OPEC+ Cut Spurs US Hedging

OPEC+ Cut Spurs US Hedging
OPEC+ Cut Spurs US Hedging

The decision by the Organization of Petroleum Exporting Countries and allies last week to cut oil production has spurred a flurry of activity in the options market, with more US bettors opting for a bearish stance, data from CME Group showed.
OPEC+, as the group is known, decided on Wednesday to cut its target by 2 million barrels per day, including voluntary production curbs by Saudi Arabia and other nations, Reuters reported. 
Oil futures have risen by over 7% since to five-week highs, as the move was seen as putting a floor under the market.
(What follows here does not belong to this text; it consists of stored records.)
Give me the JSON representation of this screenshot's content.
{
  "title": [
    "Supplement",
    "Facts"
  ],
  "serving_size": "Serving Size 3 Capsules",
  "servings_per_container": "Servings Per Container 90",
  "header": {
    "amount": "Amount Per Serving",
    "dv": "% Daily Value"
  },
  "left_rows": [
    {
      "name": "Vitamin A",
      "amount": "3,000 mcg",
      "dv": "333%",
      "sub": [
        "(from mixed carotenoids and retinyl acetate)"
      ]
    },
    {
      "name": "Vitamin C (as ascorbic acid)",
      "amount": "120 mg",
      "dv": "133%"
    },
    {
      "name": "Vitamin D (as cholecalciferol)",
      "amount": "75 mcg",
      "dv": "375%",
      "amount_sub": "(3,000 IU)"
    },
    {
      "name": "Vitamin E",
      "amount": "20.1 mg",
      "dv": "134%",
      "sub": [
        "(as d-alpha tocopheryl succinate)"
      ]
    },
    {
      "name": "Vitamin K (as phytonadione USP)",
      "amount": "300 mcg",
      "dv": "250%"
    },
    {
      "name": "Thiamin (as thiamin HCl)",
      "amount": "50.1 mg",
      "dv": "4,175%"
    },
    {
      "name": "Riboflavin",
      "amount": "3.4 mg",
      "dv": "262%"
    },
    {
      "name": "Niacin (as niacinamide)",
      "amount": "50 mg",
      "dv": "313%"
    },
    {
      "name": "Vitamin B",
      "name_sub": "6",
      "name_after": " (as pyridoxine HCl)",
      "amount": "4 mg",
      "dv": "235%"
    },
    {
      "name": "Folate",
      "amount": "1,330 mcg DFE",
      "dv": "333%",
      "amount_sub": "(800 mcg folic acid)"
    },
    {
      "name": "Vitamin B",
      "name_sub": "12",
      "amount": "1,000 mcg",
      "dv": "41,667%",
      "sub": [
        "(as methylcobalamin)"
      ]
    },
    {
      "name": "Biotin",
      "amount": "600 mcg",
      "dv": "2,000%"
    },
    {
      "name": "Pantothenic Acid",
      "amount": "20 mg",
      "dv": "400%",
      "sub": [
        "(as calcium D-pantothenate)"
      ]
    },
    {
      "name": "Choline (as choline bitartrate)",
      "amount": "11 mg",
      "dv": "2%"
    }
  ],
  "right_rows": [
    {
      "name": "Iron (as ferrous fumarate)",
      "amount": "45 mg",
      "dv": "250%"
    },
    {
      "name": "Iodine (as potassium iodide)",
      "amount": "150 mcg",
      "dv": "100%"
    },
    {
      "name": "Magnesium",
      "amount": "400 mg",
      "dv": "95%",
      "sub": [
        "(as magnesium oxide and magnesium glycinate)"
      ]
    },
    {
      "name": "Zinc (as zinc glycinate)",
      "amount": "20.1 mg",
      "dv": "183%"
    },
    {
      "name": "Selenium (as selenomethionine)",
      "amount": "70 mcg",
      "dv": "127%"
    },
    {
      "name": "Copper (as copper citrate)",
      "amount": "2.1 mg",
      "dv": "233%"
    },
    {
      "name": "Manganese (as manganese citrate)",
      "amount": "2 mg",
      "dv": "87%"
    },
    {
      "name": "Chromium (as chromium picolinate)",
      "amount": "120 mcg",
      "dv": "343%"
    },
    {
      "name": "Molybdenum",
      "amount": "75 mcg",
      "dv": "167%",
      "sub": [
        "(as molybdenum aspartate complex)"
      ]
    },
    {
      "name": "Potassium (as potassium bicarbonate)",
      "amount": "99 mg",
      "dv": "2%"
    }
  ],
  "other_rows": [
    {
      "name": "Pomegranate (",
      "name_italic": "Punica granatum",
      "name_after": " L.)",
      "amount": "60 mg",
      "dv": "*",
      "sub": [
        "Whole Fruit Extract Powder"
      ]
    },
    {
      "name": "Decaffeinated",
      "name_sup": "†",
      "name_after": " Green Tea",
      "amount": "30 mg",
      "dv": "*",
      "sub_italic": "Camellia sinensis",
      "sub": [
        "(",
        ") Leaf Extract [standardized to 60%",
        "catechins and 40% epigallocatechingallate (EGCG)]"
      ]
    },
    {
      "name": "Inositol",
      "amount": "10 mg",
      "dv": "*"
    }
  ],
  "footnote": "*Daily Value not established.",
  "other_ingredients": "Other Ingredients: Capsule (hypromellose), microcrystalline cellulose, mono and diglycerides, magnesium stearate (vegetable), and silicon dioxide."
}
However, the US oil options market, skewed toward buying put options, used to either bet on or protect against downside movement. 
There are several reasons why this can happen, including worry about weaker demand, or because the cheapness of those options made it an opportune time for oil companies to buy to protect against downside.
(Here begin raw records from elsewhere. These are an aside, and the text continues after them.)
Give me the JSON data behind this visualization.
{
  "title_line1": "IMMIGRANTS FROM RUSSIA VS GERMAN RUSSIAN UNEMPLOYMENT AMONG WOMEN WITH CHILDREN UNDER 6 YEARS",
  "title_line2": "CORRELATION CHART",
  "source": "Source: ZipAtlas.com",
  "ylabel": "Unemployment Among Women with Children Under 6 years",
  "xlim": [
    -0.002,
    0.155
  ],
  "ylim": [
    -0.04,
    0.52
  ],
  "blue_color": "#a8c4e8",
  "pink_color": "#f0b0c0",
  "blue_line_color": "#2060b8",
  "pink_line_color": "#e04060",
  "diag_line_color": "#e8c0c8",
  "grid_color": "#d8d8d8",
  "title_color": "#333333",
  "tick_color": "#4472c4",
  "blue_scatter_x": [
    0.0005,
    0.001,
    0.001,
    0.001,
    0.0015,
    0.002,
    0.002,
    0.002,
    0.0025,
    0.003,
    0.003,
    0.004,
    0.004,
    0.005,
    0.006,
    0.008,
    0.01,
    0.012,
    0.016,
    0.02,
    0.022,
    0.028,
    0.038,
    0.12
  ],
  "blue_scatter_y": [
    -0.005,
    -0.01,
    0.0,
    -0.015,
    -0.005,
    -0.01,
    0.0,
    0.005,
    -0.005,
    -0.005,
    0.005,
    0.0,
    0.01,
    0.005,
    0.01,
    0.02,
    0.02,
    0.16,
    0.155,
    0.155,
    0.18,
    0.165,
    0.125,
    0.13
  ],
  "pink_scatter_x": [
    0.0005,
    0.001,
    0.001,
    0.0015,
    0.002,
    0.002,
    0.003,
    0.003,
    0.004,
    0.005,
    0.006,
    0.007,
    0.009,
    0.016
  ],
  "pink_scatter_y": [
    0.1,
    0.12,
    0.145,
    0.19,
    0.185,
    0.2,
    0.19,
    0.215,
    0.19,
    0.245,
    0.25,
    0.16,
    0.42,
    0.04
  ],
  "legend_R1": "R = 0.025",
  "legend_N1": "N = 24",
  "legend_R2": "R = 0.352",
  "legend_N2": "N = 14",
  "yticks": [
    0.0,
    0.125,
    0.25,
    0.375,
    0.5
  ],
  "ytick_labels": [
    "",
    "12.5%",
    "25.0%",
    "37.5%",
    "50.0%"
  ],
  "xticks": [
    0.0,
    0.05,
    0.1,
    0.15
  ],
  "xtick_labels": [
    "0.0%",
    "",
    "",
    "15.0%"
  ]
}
“I would classify the put buying as hedges,” said Bob Iaccino, chief market strategist and co-founder of Path Trading Partners. 
“Demand is still expected to be weak and get weaker given the overall economic picture … so it is just massive, massive hedging in case the downside develops.”
Trading volumes for US crude futures and calls for November delivery gained over 40% to Wednesday.